Christmas Long Ago
by Bill Schuette
Around the turn of the last century during the Edwardian Era, many holiday traditions we take for granted today were first celebrated.
Christmas trees had been in vogue in the United States since the early 1800s, having been introduced by German immigrants. Electric lights were still in the future in the early 1900s, so to brighten the branches of the evergreen trees, families placed lighted candles on the boughs. The flickering light of dozens of flames cast a warming glow throughout the festively decorated parlor. Because of the danger of an open flame, the candles were only lit when the family was present.
Decorations were often hand made. They included paper chains, strands of popcorn and greenery laced with red ribbons. Hand-blown balls of silver or gold, completed the ensemble.

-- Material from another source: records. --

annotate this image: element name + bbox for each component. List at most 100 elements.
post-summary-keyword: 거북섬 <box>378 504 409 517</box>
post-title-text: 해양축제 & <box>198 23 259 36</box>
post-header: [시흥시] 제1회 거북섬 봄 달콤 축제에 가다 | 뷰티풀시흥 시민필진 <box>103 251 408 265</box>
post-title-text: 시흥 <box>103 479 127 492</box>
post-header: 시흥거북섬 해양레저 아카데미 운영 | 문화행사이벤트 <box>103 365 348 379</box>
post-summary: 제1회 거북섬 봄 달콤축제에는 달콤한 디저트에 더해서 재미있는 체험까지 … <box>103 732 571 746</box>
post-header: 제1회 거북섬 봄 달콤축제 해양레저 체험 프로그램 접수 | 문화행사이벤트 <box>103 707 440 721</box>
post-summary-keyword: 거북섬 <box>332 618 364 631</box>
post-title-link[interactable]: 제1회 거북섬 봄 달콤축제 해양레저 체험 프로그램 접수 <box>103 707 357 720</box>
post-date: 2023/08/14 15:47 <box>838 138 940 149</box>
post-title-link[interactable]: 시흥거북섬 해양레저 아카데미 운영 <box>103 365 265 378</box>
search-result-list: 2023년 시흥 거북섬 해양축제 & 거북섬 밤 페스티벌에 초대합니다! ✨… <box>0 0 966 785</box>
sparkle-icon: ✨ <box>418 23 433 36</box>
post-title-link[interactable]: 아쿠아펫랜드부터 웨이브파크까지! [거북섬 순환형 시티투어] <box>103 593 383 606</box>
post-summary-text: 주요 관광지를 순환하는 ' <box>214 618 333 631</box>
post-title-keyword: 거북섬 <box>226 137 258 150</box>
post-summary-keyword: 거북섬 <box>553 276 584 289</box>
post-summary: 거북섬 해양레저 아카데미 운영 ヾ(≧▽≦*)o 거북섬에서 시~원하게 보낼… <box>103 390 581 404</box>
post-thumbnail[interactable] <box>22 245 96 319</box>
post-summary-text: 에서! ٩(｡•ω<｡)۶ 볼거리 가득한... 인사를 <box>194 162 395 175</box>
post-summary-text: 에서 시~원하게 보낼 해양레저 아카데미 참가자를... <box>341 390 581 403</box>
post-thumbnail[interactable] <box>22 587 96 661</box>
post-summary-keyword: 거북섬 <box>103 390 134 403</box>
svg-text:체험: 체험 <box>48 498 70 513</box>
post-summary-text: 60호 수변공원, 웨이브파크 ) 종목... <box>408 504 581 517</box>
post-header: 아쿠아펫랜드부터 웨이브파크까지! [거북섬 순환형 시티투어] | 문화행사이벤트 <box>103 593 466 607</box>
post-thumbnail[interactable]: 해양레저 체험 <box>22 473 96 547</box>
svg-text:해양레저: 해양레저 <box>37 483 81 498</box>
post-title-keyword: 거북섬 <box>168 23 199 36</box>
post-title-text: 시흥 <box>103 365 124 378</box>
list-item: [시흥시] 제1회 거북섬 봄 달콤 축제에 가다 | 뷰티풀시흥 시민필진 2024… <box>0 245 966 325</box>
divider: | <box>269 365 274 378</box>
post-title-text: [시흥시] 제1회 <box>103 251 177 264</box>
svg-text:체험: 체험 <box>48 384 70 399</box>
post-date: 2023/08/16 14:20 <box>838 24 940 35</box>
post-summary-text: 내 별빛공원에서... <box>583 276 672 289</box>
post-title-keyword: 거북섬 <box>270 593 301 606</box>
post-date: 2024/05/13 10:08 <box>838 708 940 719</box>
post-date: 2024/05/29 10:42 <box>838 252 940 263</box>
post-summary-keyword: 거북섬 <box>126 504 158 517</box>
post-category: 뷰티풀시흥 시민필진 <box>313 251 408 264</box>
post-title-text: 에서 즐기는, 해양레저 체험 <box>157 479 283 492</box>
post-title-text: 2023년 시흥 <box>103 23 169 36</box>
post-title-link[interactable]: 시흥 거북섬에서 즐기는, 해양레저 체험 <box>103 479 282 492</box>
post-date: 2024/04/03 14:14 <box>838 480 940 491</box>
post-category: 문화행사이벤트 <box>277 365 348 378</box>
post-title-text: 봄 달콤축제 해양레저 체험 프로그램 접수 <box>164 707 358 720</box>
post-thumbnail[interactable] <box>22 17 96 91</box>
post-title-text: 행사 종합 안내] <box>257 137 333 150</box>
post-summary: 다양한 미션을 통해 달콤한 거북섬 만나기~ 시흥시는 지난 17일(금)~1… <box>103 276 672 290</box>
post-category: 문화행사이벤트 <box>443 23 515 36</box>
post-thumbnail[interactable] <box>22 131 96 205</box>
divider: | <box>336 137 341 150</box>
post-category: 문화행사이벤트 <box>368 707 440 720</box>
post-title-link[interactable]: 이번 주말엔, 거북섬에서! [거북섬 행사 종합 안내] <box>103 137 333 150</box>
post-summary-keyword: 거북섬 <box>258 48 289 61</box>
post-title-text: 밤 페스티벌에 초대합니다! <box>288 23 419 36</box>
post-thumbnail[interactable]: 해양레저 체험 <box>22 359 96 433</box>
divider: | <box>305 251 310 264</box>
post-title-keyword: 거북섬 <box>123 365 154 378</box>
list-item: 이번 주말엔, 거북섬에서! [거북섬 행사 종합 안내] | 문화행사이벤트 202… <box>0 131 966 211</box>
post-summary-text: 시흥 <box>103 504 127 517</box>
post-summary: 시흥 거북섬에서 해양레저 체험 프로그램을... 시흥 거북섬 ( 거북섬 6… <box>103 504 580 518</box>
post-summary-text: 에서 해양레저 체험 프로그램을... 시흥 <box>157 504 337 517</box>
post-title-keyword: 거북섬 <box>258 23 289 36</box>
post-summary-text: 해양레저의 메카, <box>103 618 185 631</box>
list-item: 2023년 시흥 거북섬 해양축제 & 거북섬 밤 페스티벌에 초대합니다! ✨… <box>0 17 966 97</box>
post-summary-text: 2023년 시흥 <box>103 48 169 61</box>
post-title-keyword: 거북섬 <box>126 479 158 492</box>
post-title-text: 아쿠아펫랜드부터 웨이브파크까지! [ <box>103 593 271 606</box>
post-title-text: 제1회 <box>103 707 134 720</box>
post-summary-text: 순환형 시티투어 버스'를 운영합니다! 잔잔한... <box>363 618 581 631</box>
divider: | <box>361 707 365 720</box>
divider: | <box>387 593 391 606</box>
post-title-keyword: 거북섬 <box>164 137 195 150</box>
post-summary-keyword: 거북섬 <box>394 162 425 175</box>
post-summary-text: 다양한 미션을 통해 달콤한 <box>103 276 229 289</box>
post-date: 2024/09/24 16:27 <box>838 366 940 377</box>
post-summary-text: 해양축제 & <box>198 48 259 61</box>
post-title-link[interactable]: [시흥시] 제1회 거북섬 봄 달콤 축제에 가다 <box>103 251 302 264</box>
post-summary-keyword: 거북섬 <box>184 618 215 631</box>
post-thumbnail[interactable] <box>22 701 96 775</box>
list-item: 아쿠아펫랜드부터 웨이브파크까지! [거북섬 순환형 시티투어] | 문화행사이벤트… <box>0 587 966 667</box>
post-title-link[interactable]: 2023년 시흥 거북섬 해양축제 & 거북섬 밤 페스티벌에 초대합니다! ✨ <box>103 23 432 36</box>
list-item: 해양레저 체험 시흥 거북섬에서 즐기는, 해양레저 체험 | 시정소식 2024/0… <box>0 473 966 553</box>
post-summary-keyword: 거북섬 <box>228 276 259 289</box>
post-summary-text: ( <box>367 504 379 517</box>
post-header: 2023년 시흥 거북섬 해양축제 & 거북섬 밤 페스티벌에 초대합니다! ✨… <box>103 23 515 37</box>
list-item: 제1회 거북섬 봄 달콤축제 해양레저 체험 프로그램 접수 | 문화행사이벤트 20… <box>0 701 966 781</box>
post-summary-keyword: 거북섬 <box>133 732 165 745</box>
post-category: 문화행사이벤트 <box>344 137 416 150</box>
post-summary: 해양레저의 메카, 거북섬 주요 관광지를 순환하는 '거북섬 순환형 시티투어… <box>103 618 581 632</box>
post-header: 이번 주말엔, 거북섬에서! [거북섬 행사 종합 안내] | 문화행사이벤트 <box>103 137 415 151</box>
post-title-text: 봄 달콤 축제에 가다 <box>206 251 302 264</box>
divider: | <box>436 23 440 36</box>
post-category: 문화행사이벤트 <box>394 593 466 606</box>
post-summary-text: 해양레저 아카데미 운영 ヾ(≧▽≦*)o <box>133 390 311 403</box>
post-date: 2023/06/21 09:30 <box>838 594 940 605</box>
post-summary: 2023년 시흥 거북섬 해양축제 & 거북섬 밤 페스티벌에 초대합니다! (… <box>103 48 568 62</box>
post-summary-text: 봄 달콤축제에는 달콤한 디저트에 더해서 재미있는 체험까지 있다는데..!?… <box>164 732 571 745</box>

The rest of the house would be decorated with ivy and laurel from the garden. Holly, with its bright red berries, also brightened the festive occasion. Of course no home would be complete without the traditional mistletoe—a symbol of renewal and fertility.
Stockings would be hung by the chimney with care. An old sock, carefully mended, would be attached to the fireplace by young children with the hope that St. Nick would leave them a special treat. Stockings could also have been hand sewn from red cloth by the lady of the house,[SCHS1] as there were few stores which carried these kinds of decorations.
Often, “clementines,” or little tangerine oranges, would be placed at the bottom of the stocking as a special surprise. They were grown in California and matured around November. However, they were very expensive and were considered a special treat for those who could afford them.
Christmas morning found the children of the household anxiously creeping down the staircase, sneaking a peak into the parlor to see if the bearded gentleman had paid them a visit during the night. In the Edwardian Era most children received only one gift, even in well-to-do homes. Gifts were usually hand made and included embroidered handkerchiefs, samplers, home-made peppermints or sugared almonds wrapped in fancy hand-decorated paper. The children of families lucky enough to be able to afford them, dolls, doll houses and teddy bears were favorites of many children.
The Christmas dinner was always a favorite of everyone, even as it is today. However, back then there were no shopping centers or malls for one-stop shopping. The Edwardian housewife would have to visit multiple stores to accumulate the various fixings for dinner. On the list stops were butchers, spice merchants, bakers and grocers. Delicacies might include a boar’s head or sheep tongues. A Christmas goose would receive the place of honor in the center of the table. The bird—which was plucked by the kitchen staff, or the householder—would be stuffed with chestnuts, pork and apples, then sprinkled with fat and salt, and served with gooseberry and bread sauces. For dessert, there were Christmas cakes, candy cane sticks, plum pudding and molasses tarts.
After the feast, families would often gather outdoors and go caroling. During the long gloomy days of winter, the spirits of holiday celebrants could be lifted with the rendition of favorite Christmas songs.